1.3. Il terzo motivo di ricorso – con il quale si censura l’erronea applicazione dell’art. 131-bis cod. pen – è manifestamente infondato. La giurisprudenza è concorde nell’affermare che, in tema di omessa presentazione della dichiarazione dei redditi ai fini di evasione delle imposte, la causa di non punibilità prevista dall disposizione è applicabile soltanto all’omissione per un ammontare vicinissimo alla soglia di punibilità, in considerazione del fatto che il grado di offensività che d luogo a reato è già stato valutato dal legislatore nella determinazione della soglia stessa (ex plurimis, Sez. 3, n. 58442 del 02/10/2018 Rv. 275458; Sez. 3, n. 13218 del 20/11/2015, Rv. 266570; cfr. anche Sez. 3, n. 16599 del 20/02/2020, Rv. 278946). Dunque, alla luce di tale premessa interpretativa, è stata legittimamente esclusa dalla Corte di appello l’operatività dell’art. 131-bis cod. pen., posto che, l’ammontare dell’imposta evasa è di valore significativamente distante dalla soglia di punibilità.
1.4. Il quarto motivo di ricorso relativo al trattamento sanzionatorio, è inammissibile. Quanto all’ammontare della pena, va ricordato che la quantificazione di quest’ultima nell’ambito della cornice edittale rientra nella discrezionalità del giudice di merito, insindacabile in sede di legittimità ove compiutamente motivata e che, ove la determinazione della pena non si discosti eccessivamente dai minimi edittali, il giudice ottempera all’obbligo motivazionale di cui all’art. 125, comma terzo, cod. pen., anche ove adoperi solo espressioni come “pena congrua”, “pena equa”, “congruo aumento” (ex plurimis, Sez. 3, n. 29968 del 22/02/2019, Rv. 276288; Sez. 2, n. 36104 del 27/04/2017, Rv. 271243; Sez. 3, n. 33773 del 29/05/2007, Rv. 237402). Nel caso di specie, la Corte di appello ha motivato il discostamente dal minimo edittale a fronte dell’ingente misura dell’imposta evasa, della gravità dell’azione, dell’intensità del dolo, nonché della capacità a delinquere, trattandosi di soggetto professionista del settore. Del resto, la pena base è stata determinata al di sotto del medio edittale, sicché in presenza di un apparato argomentativo che non sia frutto di mero arbitrio o di ragionamento illogico, non vi è spazio per l’accoglimento delle obiezioni difensive, che sollecitano differenti apprezzamenti di merito preclusi in sede di legittimità.

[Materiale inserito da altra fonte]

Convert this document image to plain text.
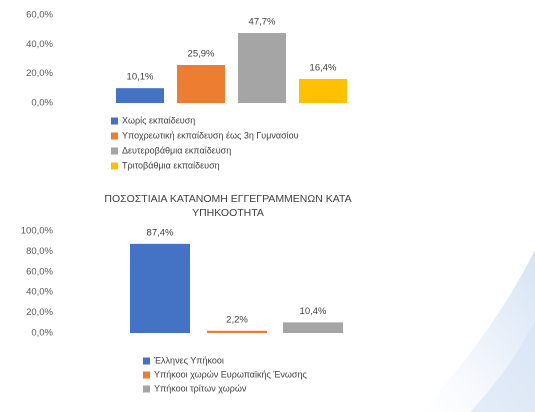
0,0%
20,0%
40,0%
60,0%
10,1%
25,9%
47,7%
16,4%
Χωρίς εκπαίδευση
Υποχρεωτική εκπαίδευση έως 3η Γυμνασίου
Δευτεροβάθμια εκπαίδευση
Τριτοβάθμια εκπαίδευση
ΠΟΣΟΣΤΙΑΙΑ ΚΑΤΑΝΟΜΗ ΕΓΓΕΓΡΑΜΜΕΝΩΝ ΚΑΤΑ
ΥΠΗΚΟΟΤΗΤΑ
0,0%
20,0%
40,0%
60,0%
80,0%
100,0%	87,4%
2,2%
10,4%
Έλληνες Υπήκοοι
Υπήκοοι χωρών Ευρωπαϊκής Ένωσης
Υπήκοοι τρίτων χωρών
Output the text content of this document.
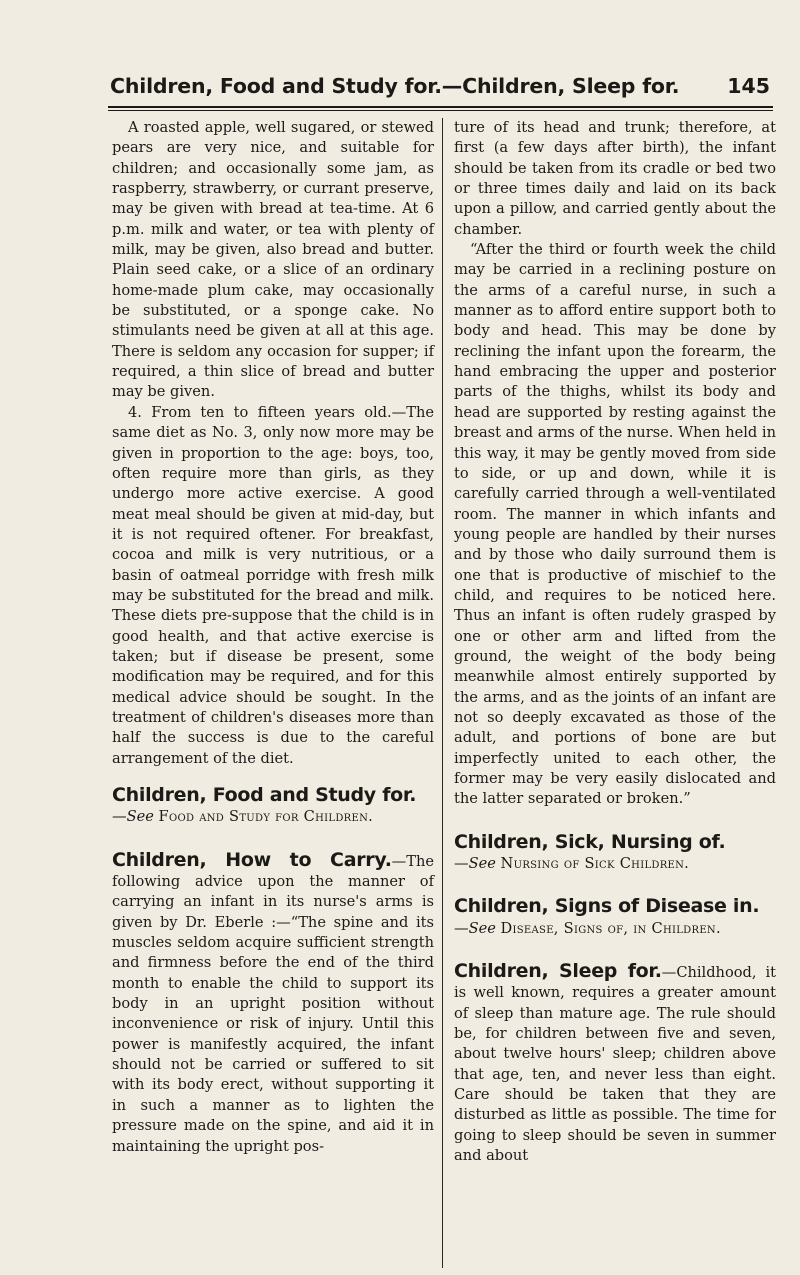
Children, Food and Study for.—Children, Sleep for. 145

A roasted apple, well sugared, or stewed pears are very nice, and suitable for children; and occasionally some jam, as raspberry, strawberry, or currant preserve, may be given with bread at tea-time. At 6 p.m. milk and water, or tea with plenty of milk, may be given, also bread and butter. Plain seed cake, or a slice of an ordinary home-made plum cake, may occasionally be substituted, or a sponge cake. No stimulants need be given at all at this age. There is seldom any occasion for supper; if required, a thin slice of bread and butter may be given.

4. From ten to fifteen years old.—The same diet as No. 3, only now more may be given in proportion to the age: boys, too, often require more than girls, as they undergo more active exercise. A good meat meal should be given at mid-day, but it is not required oftener. For breakfast, cocoa and milk is very nutritious, or a basin of oatmeal porridge with fresh milk may be substituted for the bread and milk. These diets pre-suppose that the child is in good health, and that active exercise is taken; but if disease be present, some modification may be required, and for this medical advice should be sought. In the treatment of children's diseases more than half the success is due to the careful arrangement of the diet.

Children, Food and Study for.
—See Food and Study for Children.

Children, How to Carry.—The following advice upon the manner of carrying an infant in its nurse's arms is given by Dr. Eberle :—“The spine and its muscles seldom acquire sufficient strength and firmness before the end of the third month to enable the child to support its body in an upright position without inconvenience or risk of injury. Until this power is manifestly acquired, the infant should not be carried or suffered to sit with its body erect, without supporting it in such a manner as to lighten the pressure made on the spine, and aid it in maintaining the upright pos-

ture of its head and trunk; therefore, at first (a few days after birth), the infant should be taken from its cradle or bed two or three times daily and laid on its back upon a pillow, and carried gently about the chamber.

“After the third or fourth week the child may be carried in a reclining posture on the arms of a careful nurse, in such a manner as to afford entire support both to body and head. This may be done by reclining the infant upon the forearm, the hand embracing the upper and posterior parts of the thighs, whilst its body and head are supported by resting against the breast and arms of the nurse. When held in this way, it may be gently moved from side to side, or up and down, while it is carefully carried through a well-ventilated room. The manner in which infants and young people are handled by their nurses and by those who daily surround them is one that is productive of mischief to the child, and requires to be noticed here. Thus an infant is often rudely grasped by one or other arm and lifted from the ground, the weight of the body being meanwhile almost entirely supported by the arms, and as the joints of an infant are not so deeply excavated as those of the adult, and portions of bone are but imperfectly united to each other, the former may be very easily dislocated and the latter separated or broken.”

Children, Sick, Nursing of.
—See Nursing of Sick Children.
Children, Signs of Disease in.
—See Disease, Signs of, in Children.

Children, Sleep for.—Childhood, it is well known, requires a greater amount of sleep than mature age. The rule should be, for children between five and seven, about twelve hours' sleep; children above that age, ten, and never less than eight. Care should be taken that they are disturbed as little as possible. The time for going to sleep should be seven in summer and about
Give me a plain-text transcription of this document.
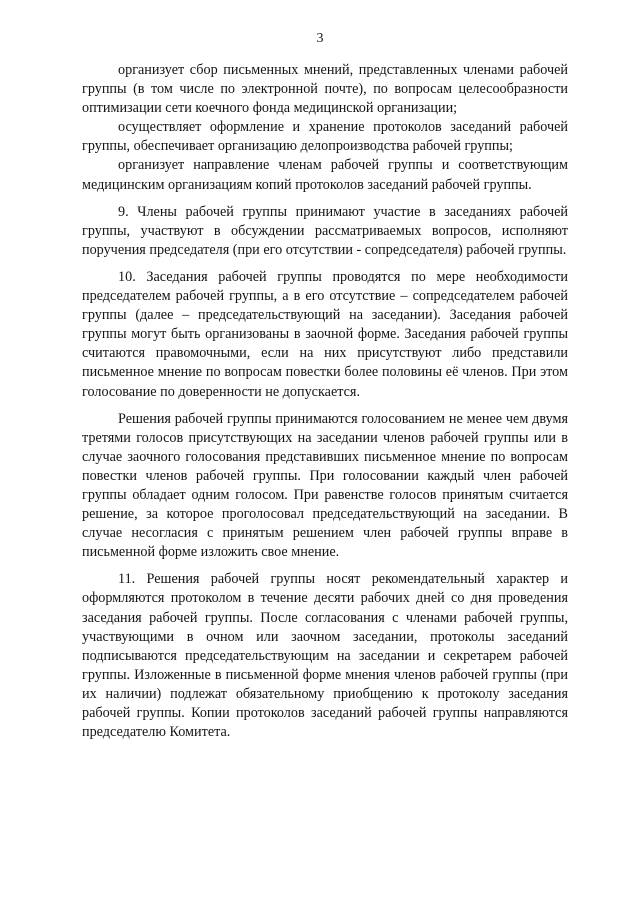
3

организует сбор письменных мнений, представленных членами рабочей группы (в том числе по электронной почте), по вопросам целесообразности оптимизации сети коечного фонда медицинской организации;

осуществляет оформление и хранение протоколов заседаний рабочей группы, обеспечивает организацию делопроизводства рабочей группы;

организует направление членам рабочей группы и соответствующим медицинским организациям копий протоколов заседаний рабочей группы.

9. Члены рабочей группы принимают участие в заседаниях рабочей группы, участвуют в обсуждении рассматриваемых вопросов, исполняют поручения председателя (при его отсутствии - сопредседателя) рабочей группы.

10. Заседания рабочей группы проводятся по мере необходимости председателем рабочей группы, а в его отсутствие – сопредседателем рабочей группы (далее – председательствующий на заседании). Заседания рабочей группы могут быть организованы в заочной форме. Заседания рабочей группы считаются правомочными, если на них присутствуют либо представили письменное мнение по вопросам повестки более половины её членов. При этом голосование по доверенности не допускается.

Решения рабочей группы принимаются голосованием не менее чем двумя третями голосов присутствующих на заседании членов рабочей группы или в случае заочного голосования представивших письменное мнение по вопросам повестки членов рабочей группы. При голосовании каждый член рабочей группы обладает одним голосом. При равенстве голосов принятым считается решение, за которое проголосовал председательствующий на заседании. В случае несогласия с принятым решением член рабочей группы вправе в письменной форме изложить свое мнение.

11. Решения рабочей группы носят рекомендательный характер и оформляются протоколом в течение десяти рабочих дней со дня проведения заседания рабочей группы. После согласования с членами рабочей группы, участвующими в очном или заочном заседании, протоколы заседаний подписываются председательствующим на заседании и секретарем рабочей группы. Изложенные в письменной форме мнения членов рабочей группы (при их наличии) подлежат обязательному приобщению к протоколу заседания рабочей группы. Копии протоколов заседаний рабочей группы направляются председателю Комитета.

Inconferente è altresì la richiesta di riconoscimento delle circostanze attenuanti generiche, essendo già state concesse dal giudice di primo grado nella loro massima estensione.
Tenuto conto della sentenza del 13 giugno 2000, n. 86, della Corte costituzionale e rilevato che, nella fattispecie, non sussistono elementi per ritenere che «la parte abbia proposto il ricorso senza versare in colpa nella determinazione della causa di inammissibilità», alla declaratoria dell’inammissibilità medesima consegue, a norma dell’art. 616 cod. proc. pen., l’onere delle spese del procedimento nonché quello del versamento della somma, in favore della RAGIONE_SOCIALE delle ammende, equitativamente fissata in C 3.000,00.
P.Q.M.
Dichiara inammissibile il ricorso e condanna il ricorrente al pagamento delle spese processuali e della somma di C 3.000,00 in favore della RAGIONE_SOCIALE delle ammende.